The difference between a Boxlock and a Sidelock

The difference between a Boxlock and a Sidelock

From the Gun makers

A Boxlock or a Sidelock are types of gun with certain features, this article looks at these features in terms of Side by Side shotguns. The names Boxlock and Sidelock are like most gun terminology, they are exactly as the name suggests. To explain the difference between the two the "Lock" of a gun must first be considered.

The Lock or Lockwork is the mechanism that allows the gun to transfer the trigger pull to the detonation of the cartridge. In basic shotgun terms this is the pull of the trigger, which releases the guns sear allowing the spring to drive the hammer through the striker hole, thus detonating the cartridge.


Consider the name of each gun. A Boxlock is entirely that, the Lockwork sits inside the "Box" of the action and is synonymous with durability. Below is a Computer Aided Design (CAD) image of the inside of a Boxlock and an actual Boxlock, in this case a Sideplated Boxlock.

Anson and deeley boxlock-lockwork-within-the-box-pivot-points The Boxlock shown is based on the Anson and Deeley design (Circa. 1875) which has become the building blocks (if not the foundations and first several floors) of all Boxlocks. The Anson and Deeley design is the positioning (cantilevering) of the pivoting mechanisms on the gun. These control the components interaction in terms of releasing and setting at the appropriate point to perform various tasks. Put simply, these are the optimum points at which the Sears, Hammers and Cocking Limbs work together for the gun to function properly, much as they have done for over 100 years.
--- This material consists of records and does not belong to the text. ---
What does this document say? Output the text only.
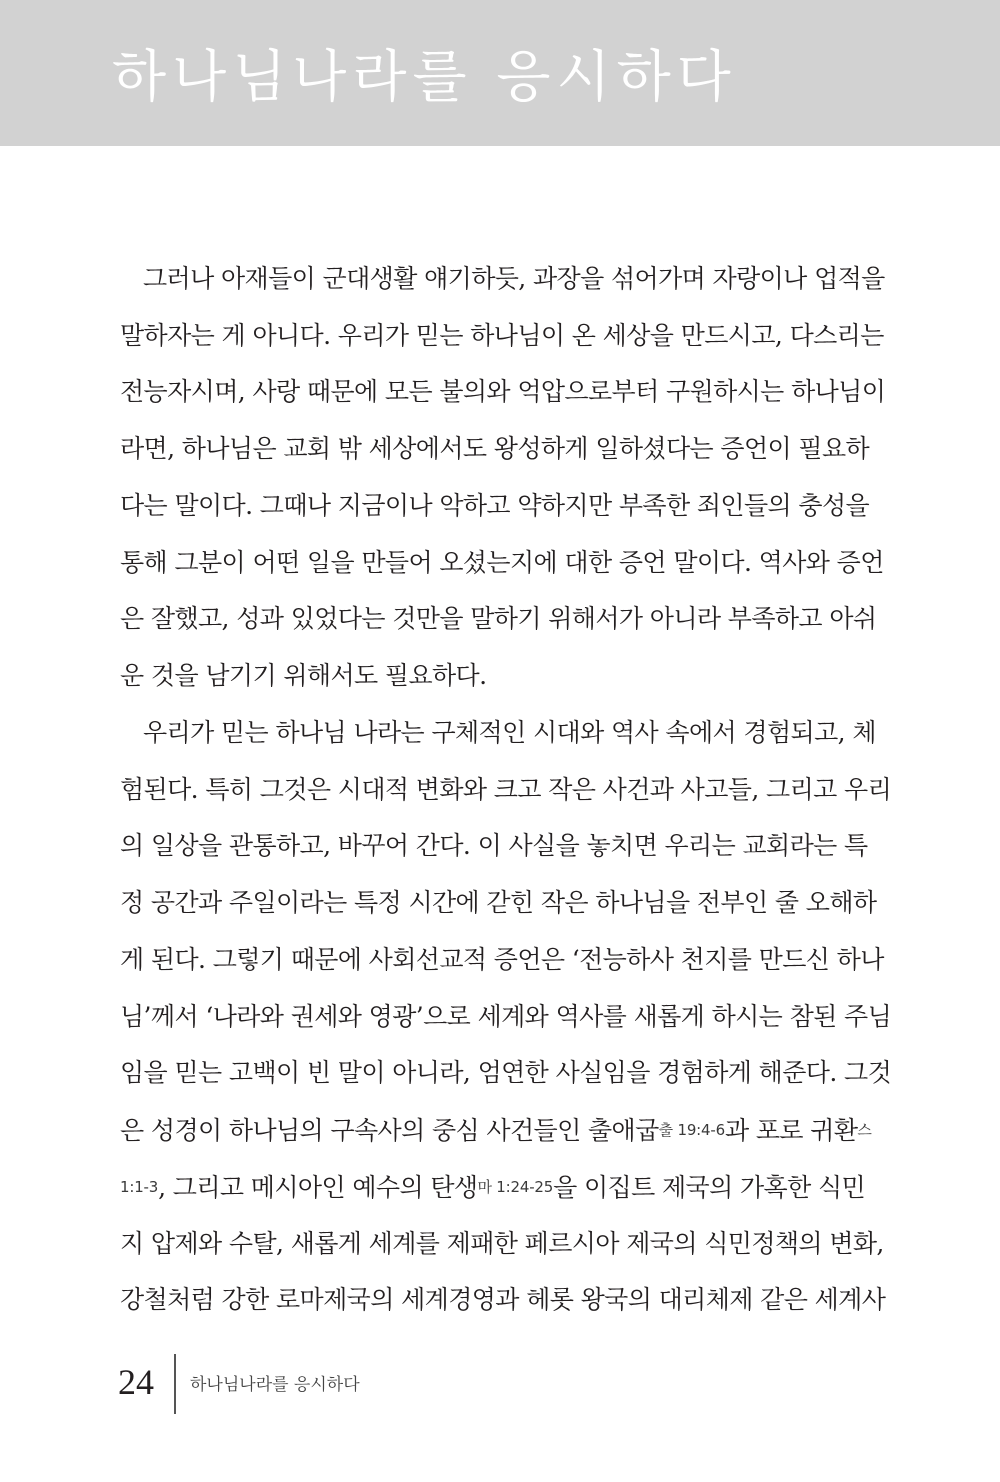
하나님나라를 응시하다
그러나 아재들이 군대생활 얘기하듯, 과장을 섞어가며 자랑이나 업적을
말하자는 게 아니다. 우리가 믿는 하나님이 온 세상을 만드시고, 다스리는
전능자시며, 사랑 때문에 모든 불의와 억압으로부터 구원하시는 하나님이
라면, 하나님은 교회 밖 세상에서도 왕성하게 일하셨다는 증언이 필요하
다는 말이다. 그때나 지금이나 악하고 약하지만 부족한 죄인들의 충성을
통해 그분이 어떤 일을 만들어 오셨는지에 대한 증언 말이다. 역사와 증언
은 잘했고, 성과 있었다는 것만을 말하기 위해서가 아니라 부족하고 아쉬
운 것을 남기기 위해서도 필요하다.
우리가 믿는 하나님 나라는 구체적인 시대와 역사 속에서 경험되고, 체
험된다. 특히 그것은 시대적 변화와 크고 작은 사건과 사고들, 그리고 우리
의 일상을 관통하고, 바꾸어 간다. 이 사실을 놓치면 우리는 교회라는 특
정 공간과 주일이라는 특정 시간에 갇힌 작은 하나님을 전부인 줄 오해하
게 된다. 그렇기 때문에 사회선교적 증언은 ‘전능하사 천지를 만드신 하나
님’께서 ‘나라와 권세와 영광’으로 세계와 역사를 새롭게 하시는 참된 주님
임을 믿는 고백이 빈 말이 아니라, 엄연한 사실임을 경험하게 해준다. 그것
은 성경이 하나님의 구속사의 중심 사건들인 출애굽출 19:4-6과 포로 귀환스
1:1-3, 그리고 메시아인 예수의 탄생마 1:24-25을 이집트 제국의 가혹한 식민
지 압제와 수탈, 새롭게 세계를 제패한 페르시아 제국의 식민정책의 변화,
강철처럼 강한 로마제국의 세계경영과 헤롯 왕국의 대리체제 같은 세계사
24 하나님나라를 응시하다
A Sidelock also has an explanatory name as the Lockwork sits on the Side of the action as shown below. With 55 main parts (in the Boxall and Edmiston Sidelock) and many more pins and screws, a Sidelock is an unquestionably complicated gun to manufacture and assemble.

sidelock-mechanism Computer aided design CAD

The Lockwork inherited its name from the clock makers who were originally hired to build guns as they were of a similar complexity to the lock mechanism in a clock. Some of the terminology used by clock makers still remains for example Tumbler, Sear and Bridle.

A gun lock is notoriously difficult to assemble with only a handful of craftsman in the UK still working as professional "lock makers". The difficulties stem from assembling a complex mechanism with three springs applying forces throughout the lock. The picture of the Sidelock Lockwork hopefully demonstrates this as each component is layered with precisely timed and calibrated interactions.


To compare the two designs in terms of merit is difficult as both have benefits. The Boxlock is simpler in its design and build with fewer components to go wrong. The Sidelock has more solid steel across the action as the Locks are further back which offers additional strength.

The geometry of a Sidelock generally gives a crisper trigger pull and the mechanism normally houses an interceptor sear which is a safety device in the event of a component malfunction or the gun receiving a severe blow for example being dropped (both of which are extremely rare).

Irrespective of being a Sidelock or Boxlock the Hammer (or tumbler) axis is in line with the striker and therefore the energy of the "blow" is transferred most effectively to the cartridge. However, if we apply this logic to an Over and Under shotgun, which have striker holes along the centre of the action, then a Sidelock mechanism becomes less efficient. This is due to the Tumblers being positioned on the Sideplates of the Action where they, as well as the striker holes, must be at an angle to supply enough force to detonate the cartridge.

Boxlocks and Sidelocks are British gun masterpieces and it is a great comfort to know that the fundamentals of these tried and tested designs remain in truly British shotguns.

Mike Yardley:

"The Boxlock has a more compact action where the major works are contained "literally in the box of the action". Invented by Anson and Deeley of Westley Richards it was further developed by Greener and has been much copied since its introduction in the 1870's when it was the first really successful hammerless design.

The hammerless Sidelock and in this case perfected by Fredrick Beasley whose designs were later bought by Purdey and developed by Holland and Holland, puts a bit more weight between the hands and has the advantage that no compromises need be made with issues such as sear angles and this, when well made, not only offers better dynamics but improved trigger pulls not to mention more space for the engraver to apply his art."